I was recently invited to serve on a committee to rejuvenate the Asian Pacific Studies program at the university where I work. It doesn’t matter that I don’t eat balut or realize that “Domo arigato” is not just a lyric in a Styx song. But somehow displaying photos of half-Filipino, half-Japanese nephews alongside a small kokeshi doll collection has somehow given me street cred as an authentic Asian.
But don’t ask me if I know a good place to buy authentic Japanese tea, which Sheela did a few weeks ago after purchasing a fancy hot water dispenser for her office. The only place I could think of was Yamamotoyama at Mitsuwa Marketplace in Torrance.
I like matcha with its slightly soapy flavor and grassy green color that is often used in desserts and pastries. I enjoy genmaicha, which is the best tea to drink with a meal. But my cha of choice is Trader Joe’s Organic Green Tea, which comes in (gulp) tea bags and which I make with a cup of hot water (2 minutes and 50 seconds on the office microwave) at my desk.
We oohed and aahed over beautiful Yixing clay teapots and mysterious porcelain accessories, and puzzled over mounds of dried tea leaves that were displayed in acrylic cases and sold in prepackaged portions. Sheela chose a light variety called sayama-cha. And the requisite bag of 100 tea bags simply labeled “green tea.”
That mission accomplished, we each had a cup of green tea with apple and strolled throughout the Marketplace. Mitsuwa is a national chain with stores everywhere from Costa Mesa to Edgewater, New Jersey. However, in the Los Angeles area - including eight-year-old Seiji, who is impressed by the assortment of Japanese toys, books, and magazines offered - agrees that the Torrance outlet is the best one. Along with the main Mitsuwa Supermarket, there are smaller merchants with everything from curry-filled doughnuts to Utsuwa- No-Yakata, an upscale but affordable outlet of Japanese ceramics.

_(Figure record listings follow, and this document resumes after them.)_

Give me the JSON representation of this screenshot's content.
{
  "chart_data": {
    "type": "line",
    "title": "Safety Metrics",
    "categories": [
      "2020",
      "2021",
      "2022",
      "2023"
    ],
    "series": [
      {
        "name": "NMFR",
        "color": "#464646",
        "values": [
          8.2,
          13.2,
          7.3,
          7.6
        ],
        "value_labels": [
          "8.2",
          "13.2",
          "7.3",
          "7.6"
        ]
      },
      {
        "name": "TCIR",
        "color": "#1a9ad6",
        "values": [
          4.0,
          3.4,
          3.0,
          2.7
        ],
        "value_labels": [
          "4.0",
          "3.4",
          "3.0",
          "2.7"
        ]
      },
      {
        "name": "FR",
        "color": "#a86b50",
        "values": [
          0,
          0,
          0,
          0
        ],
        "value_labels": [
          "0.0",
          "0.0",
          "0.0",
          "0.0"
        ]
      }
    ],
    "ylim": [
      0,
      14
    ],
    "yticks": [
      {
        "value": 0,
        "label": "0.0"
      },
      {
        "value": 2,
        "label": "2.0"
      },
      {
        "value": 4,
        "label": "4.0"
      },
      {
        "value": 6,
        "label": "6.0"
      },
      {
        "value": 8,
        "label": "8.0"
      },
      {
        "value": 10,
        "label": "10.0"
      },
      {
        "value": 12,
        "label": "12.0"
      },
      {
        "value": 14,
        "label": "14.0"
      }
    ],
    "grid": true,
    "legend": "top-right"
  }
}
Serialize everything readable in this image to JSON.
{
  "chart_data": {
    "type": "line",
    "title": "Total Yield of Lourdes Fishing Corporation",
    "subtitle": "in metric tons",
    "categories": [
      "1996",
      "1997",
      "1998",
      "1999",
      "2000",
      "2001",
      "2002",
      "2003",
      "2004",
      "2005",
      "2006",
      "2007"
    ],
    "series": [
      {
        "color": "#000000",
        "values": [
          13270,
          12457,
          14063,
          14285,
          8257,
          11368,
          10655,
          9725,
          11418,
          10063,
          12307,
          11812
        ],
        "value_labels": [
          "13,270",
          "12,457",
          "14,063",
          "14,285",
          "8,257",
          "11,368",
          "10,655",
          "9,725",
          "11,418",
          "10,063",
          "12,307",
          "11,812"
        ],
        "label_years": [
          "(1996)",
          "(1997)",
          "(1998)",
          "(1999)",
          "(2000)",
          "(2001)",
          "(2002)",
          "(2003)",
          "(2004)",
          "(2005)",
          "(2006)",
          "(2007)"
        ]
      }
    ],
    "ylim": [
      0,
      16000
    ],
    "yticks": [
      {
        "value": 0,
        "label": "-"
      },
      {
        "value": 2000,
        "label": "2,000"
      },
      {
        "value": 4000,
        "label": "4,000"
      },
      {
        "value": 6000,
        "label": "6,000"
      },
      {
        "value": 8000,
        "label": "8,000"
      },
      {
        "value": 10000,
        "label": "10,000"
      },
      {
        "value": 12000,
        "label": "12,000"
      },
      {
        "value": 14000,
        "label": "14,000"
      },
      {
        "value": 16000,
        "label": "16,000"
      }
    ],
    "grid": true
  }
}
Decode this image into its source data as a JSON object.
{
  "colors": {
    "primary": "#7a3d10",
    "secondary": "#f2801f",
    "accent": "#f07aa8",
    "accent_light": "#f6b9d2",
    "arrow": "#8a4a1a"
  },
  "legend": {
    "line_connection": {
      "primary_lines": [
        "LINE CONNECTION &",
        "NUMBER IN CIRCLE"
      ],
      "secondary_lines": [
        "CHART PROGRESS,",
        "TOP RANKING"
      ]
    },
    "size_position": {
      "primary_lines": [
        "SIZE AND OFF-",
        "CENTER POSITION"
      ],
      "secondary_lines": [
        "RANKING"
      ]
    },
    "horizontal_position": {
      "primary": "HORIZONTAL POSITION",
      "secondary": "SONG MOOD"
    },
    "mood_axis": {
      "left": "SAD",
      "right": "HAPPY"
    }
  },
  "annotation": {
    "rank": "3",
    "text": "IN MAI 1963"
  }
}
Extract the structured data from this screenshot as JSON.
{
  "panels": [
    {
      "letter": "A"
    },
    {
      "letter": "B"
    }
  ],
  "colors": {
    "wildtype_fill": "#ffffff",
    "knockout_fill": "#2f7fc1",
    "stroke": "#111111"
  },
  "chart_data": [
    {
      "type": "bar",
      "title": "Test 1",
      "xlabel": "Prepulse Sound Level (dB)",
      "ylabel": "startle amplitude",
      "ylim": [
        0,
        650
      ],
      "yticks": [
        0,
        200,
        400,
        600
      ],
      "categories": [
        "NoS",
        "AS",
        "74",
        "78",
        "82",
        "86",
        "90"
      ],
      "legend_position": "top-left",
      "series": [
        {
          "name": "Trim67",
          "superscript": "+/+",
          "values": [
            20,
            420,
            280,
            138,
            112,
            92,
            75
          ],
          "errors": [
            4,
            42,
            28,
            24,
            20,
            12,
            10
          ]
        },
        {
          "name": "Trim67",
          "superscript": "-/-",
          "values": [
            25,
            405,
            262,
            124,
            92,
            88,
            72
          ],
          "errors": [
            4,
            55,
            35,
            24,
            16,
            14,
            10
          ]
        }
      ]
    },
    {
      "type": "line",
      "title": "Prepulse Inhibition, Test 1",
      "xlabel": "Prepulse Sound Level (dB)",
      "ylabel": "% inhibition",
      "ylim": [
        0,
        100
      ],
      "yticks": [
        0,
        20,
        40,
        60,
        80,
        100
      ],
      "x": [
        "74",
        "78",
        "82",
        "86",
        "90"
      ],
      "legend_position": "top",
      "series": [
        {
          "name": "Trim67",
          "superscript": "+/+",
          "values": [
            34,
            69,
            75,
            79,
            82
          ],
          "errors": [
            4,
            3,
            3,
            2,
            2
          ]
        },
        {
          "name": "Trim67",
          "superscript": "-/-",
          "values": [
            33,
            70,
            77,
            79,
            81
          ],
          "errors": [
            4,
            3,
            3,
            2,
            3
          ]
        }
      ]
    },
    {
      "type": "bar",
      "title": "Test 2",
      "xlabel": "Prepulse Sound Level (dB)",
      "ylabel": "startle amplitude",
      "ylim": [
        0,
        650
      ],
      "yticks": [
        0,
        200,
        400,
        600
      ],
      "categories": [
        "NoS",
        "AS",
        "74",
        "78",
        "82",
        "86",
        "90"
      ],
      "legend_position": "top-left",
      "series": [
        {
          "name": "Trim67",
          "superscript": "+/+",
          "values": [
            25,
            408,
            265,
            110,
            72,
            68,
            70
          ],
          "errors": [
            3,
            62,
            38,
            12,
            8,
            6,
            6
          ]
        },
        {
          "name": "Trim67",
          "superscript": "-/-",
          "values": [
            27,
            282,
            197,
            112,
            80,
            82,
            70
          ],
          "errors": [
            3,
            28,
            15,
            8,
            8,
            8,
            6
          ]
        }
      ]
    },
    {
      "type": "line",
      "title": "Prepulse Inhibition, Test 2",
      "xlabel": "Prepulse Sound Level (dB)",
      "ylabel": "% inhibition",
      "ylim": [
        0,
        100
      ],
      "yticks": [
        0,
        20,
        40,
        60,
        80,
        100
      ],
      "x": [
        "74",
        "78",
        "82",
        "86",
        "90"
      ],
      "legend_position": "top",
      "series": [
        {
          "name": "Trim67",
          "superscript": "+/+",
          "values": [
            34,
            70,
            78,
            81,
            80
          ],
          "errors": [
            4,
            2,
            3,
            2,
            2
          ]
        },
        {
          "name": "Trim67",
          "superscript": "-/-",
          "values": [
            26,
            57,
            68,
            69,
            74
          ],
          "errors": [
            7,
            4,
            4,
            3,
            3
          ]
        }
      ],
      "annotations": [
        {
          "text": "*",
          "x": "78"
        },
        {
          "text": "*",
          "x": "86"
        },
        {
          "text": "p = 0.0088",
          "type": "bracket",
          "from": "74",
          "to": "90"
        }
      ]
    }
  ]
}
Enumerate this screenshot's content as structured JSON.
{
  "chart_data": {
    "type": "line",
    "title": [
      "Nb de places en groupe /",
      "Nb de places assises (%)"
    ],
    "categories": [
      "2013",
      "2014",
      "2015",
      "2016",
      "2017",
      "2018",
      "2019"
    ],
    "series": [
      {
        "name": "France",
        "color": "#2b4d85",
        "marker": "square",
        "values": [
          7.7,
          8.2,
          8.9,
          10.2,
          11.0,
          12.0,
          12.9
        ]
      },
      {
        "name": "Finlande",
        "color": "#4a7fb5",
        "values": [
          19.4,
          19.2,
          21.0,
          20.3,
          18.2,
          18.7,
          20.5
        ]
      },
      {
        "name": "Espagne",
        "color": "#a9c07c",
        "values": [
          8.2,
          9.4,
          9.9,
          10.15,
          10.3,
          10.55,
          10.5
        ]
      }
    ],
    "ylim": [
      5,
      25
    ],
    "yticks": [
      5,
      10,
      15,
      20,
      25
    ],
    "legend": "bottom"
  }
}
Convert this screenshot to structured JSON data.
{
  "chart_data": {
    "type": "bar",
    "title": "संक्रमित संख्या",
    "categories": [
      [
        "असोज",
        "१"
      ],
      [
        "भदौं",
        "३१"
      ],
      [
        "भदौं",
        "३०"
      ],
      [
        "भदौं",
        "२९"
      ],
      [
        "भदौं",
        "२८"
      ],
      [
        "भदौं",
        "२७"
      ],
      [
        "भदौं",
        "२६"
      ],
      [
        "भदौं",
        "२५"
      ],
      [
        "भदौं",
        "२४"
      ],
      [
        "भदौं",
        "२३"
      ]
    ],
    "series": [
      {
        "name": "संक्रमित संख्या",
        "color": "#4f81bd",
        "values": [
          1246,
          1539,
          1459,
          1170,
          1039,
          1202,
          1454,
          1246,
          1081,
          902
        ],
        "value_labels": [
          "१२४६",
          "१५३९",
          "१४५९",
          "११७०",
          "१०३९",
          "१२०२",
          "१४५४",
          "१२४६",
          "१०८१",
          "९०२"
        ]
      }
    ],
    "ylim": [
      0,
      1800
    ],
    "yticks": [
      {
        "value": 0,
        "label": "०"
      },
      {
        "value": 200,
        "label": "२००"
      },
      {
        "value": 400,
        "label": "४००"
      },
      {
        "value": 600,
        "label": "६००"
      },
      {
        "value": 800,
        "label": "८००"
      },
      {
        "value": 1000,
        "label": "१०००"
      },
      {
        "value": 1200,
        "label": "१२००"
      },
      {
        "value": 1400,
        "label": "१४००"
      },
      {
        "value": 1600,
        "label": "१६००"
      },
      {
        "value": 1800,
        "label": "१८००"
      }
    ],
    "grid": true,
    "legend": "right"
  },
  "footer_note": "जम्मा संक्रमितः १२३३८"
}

It's a doughnut. It's an entree. It's wicked good.
We started to go through the grocery store and were amused at some of the brands of products that were clearly named to mimic Western food items. I had a “Beavis and Butthead” moment laughing at cream-filled wafer cookies called, “Coque d’Asses.” And I called Jolene to ask which instant coffee she favored the most. She recommended the ubiquitous Blendy, which I have to say will change your mind about instant coffee.
"Heh, heh. She said, "asses."
Sheela said we should check out the baby food because she had read an article about Gerber products in Japan. They didn’t carry Gerber, but had several jars of a Japanese brand that reflected the more native tastes favored in Japan. Instead of peas and carrots, Japanese babies are started out with daikon, fish, and hijiki.
These sound good to me now, but probably would have seemed strange to me as a child. But then again, I’ve had them in solid form.
My sister made most of the food that Seiji and Kenzo ate as infants, pureeing traditional Japanese foods like kabocha and saba with rice.
What we eat as children undeniably guides our palate later in life. Sheela, who is an Indian American, doesn’t like barfi, the colorful Indian sweets made with condensed milk and a variety of nuts and flavorings. I don’t like halo halo, which could be considered the national dessert of the Philippines with its syrupy fruits and again, the sweetened condensed milk that seems to be the dessert topping of choice throughout Asia and Southeast Asia. We both like the traditional Japanese sweet mochi, which ironically is now made with “exotic” ingredients like good old American peanut butter.
Wonder what this would be like with grape jelly.
While Sheela and I were both weaned on solid American diets – she grew up in Ohio, she had no choice – what we did both gain was a hybrid sensibility toward food. Although we might not always embrace our parents’ native cuisine, the exposure to it does make us more adventurous toward any food of other cultures.
This is a laudable quality in others as well. I often wonder what it would be like to live in a place that didn't have the exotic culinary options that Los Angeles offers, where the mingling of many cultures results in culinary assimilation. We explore and bond over other cultures. Case in point: Sheela bought a box of Giant Pocky for her Mexican-American friend who learned about the chocolate-coated cookies from her Chinese stepmother. As John Mellencamp would say, ain't that America.
The prize of the day for me was a chocolate covered doughnut from Hamada-Ya Bakery. While this may sound fairly pedestrian, it is the size of a small tire, a light but not-too-greasy ring topped with a very thick confectioner’s quality chocolate glaze. Only a cross-cultural exchange of ideas – namely the Asian obsession with French pastry – can bring us all together. It’s a small world, after all.